Da natureza humana e de seus riscos iminentes
Creio que não, pois os maiores riscos não estão lá fora. Estão dentro de casa, no nível do comportamento humano coletivo. O colapso humano já pode ocorrer por meio do armamento nuclear montado ao longo de nosso tempo; a humanidade pode literalmente decidir se destruir a qualquer momento, pressionando alguns pares de botões. Neste sentido, a competição desmedida entre nações pode levar a guerras sem caminho de volta.
O colapso também pode ocorrer por meio de uma competição destrutiva em outras esferar da vida. A corrida insensata por recursos naturais e o consumo desenfreado tem trazido mudanças climáticas globais que ameaçam nossa saúde, como o aumento da temperatura, dos índices de poluição e super populacão. Se esse cenário persistir, afinal, seriam as grandes empresas e estados os responsáveis pelo avanço necessário ao prolongamento da vida na terra (ou fora dela) ou os responsáveis pelo seu encurtamento?
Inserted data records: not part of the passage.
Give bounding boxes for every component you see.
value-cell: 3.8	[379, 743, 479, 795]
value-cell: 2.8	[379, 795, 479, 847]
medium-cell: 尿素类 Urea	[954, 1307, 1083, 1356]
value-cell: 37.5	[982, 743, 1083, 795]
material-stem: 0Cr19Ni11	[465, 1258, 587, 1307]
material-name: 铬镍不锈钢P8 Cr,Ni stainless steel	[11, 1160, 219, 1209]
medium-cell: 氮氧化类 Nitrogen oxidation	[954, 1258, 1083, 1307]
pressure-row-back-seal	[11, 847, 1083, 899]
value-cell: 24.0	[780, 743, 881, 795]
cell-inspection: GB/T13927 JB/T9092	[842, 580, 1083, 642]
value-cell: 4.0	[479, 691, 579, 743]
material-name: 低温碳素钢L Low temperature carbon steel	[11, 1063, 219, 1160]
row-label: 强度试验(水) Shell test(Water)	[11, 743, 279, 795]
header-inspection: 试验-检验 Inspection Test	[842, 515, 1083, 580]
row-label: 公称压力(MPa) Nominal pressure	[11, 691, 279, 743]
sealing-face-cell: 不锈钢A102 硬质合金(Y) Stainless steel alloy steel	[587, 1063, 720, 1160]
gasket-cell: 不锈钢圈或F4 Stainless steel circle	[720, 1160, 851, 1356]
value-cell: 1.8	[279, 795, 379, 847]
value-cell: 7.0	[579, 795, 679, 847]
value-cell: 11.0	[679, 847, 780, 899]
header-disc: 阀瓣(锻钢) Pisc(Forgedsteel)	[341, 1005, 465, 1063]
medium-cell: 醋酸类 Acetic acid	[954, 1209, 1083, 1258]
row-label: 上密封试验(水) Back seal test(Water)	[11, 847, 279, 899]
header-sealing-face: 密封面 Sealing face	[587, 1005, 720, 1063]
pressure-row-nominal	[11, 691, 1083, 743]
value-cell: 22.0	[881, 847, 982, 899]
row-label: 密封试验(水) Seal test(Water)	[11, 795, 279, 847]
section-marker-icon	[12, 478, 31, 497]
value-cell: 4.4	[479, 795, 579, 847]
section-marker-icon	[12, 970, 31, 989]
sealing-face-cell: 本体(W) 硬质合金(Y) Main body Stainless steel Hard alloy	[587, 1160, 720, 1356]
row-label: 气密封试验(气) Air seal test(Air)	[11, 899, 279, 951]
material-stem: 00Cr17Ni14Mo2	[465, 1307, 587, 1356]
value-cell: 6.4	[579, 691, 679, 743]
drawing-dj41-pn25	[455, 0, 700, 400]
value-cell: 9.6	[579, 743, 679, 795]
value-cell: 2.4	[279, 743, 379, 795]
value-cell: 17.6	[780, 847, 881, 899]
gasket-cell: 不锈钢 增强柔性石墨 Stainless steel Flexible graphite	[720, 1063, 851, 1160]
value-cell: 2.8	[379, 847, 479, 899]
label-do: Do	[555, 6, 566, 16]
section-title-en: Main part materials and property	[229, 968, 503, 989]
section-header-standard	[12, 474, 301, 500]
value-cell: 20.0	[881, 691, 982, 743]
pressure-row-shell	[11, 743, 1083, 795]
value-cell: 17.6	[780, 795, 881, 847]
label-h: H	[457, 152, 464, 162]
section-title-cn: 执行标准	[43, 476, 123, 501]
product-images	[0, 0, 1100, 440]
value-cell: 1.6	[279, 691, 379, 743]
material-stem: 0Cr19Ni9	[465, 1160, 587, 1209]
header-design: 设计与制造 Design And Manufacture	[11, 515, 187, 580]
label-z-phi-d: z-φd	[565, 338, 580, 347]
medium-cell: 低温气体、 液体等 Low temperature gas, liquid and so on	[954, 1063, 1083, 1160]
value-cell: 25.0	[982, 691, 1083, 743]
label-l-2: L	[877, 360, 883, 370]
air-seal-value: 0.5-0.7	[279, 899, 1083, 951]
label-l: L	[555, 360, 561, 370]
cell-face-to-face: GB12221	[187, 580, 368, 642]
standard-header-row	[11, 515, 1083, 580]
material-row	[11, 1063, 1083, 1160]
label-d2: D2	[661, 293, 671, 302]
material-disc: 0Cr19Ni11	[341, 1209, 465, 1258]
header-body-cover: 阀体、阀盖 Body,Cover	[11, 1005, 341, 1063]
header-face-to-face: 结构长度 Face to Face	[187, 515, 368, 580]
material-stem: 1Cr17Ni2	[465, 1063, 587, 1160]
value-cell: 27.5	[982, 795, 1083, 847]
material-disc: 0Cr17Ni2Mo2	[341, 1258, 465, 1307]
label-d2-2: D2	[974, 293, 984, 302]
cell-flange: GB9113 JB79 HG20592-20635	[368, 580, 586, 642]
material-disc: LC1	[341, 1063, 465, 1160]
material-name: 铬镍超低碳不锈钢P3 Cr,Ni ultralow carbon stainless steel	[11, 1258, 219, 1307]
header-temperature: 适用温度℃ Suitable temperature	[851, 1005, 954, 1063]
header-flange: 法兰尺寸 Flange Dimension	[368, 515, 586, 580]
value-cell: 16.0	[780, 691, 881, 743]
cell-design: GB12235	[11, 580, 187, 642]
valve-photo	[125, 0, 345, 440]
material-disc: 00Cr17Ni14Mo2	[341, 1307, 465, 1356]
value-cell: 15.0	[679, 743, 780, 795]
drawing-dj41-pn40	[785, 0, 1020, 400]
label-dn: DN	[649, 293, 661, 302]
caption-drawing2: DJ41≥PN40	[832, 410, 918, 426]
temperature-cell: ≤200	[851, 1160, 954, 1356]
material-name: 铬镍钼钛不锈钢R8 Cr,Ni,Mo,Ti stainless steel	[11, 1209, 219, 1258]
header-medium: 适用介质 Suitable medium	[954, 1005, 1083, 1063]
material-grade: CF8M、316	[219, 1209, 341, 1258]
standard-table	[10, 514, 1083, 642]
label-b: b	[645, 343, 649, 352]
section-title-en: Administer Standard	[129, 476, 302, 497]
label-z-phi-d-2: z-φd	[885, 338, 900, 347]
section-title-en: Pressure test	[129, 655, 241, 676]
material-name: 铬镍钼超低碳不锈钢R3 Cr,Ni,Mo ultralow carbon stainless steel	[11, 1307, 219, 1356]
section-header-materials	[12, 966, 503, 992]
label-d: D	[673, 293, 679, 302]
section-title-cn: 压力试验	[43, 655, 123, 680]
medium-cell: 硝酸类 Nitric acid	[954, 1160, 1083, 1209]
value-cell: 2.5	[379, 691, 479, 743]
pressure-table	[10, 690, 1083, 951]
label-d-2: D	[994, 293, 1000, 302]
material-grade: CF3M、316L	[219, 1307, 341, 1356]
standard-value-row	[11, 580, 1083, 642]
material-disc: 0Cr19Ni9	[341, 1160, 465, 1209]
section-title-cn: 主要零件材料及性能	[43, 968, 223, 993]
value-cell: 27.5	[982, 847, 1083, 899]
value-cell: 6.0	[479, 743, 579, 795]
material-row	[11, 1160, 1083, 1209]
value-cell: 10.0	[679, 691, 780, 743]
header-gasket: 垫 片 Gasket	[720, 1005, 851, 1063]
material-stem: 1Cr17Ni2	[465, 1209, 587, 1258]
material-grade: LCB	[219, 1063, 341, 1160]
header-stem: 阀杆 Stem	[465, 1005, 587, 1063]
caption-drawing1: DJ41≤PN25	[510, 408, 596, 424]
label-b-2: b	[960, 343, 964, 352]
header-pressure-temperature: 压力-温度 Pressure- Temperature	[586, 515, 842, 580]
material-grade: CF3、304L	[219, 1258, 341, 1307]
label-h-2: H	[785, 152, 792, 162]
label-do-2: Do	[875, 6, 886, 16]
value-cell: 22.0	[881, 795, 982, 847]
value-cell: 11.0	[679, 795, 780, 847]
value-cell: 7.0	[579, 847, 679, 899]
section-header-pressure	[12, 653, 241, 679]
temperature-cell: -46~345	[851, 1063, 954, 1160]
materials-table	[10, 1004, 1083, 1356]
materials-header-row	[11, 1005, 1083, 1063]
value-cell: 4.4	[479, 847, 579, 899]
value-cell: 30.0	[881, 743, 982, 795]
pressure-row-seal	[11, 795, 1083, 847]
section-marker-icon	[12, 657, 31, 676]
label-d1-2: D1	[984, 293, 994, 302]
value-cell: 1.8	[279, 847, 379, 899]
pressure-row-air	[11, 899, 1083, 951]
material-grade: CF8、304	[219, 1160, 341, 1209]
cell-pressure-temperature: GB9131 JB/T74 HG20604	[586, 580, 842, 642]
A corrida desenfreada por notícia e conhecimento só é limitada pela sofisticação do armazanamento, processamento, acesso e compartilhamento de informação. Essa corrida tem gerado um oceano de informações. Tem favorecido tanto o desenvolvimento de novos métodos (Big Data) de produzir sentido a partir de um conjunto de dados quanto de novas maneiras de se perder. Quando as informações são sobre pessoas, é possível se perder sobre a privacidade/espionagem de nações inteiras. Seria esse o estopim de um colapso de escala global?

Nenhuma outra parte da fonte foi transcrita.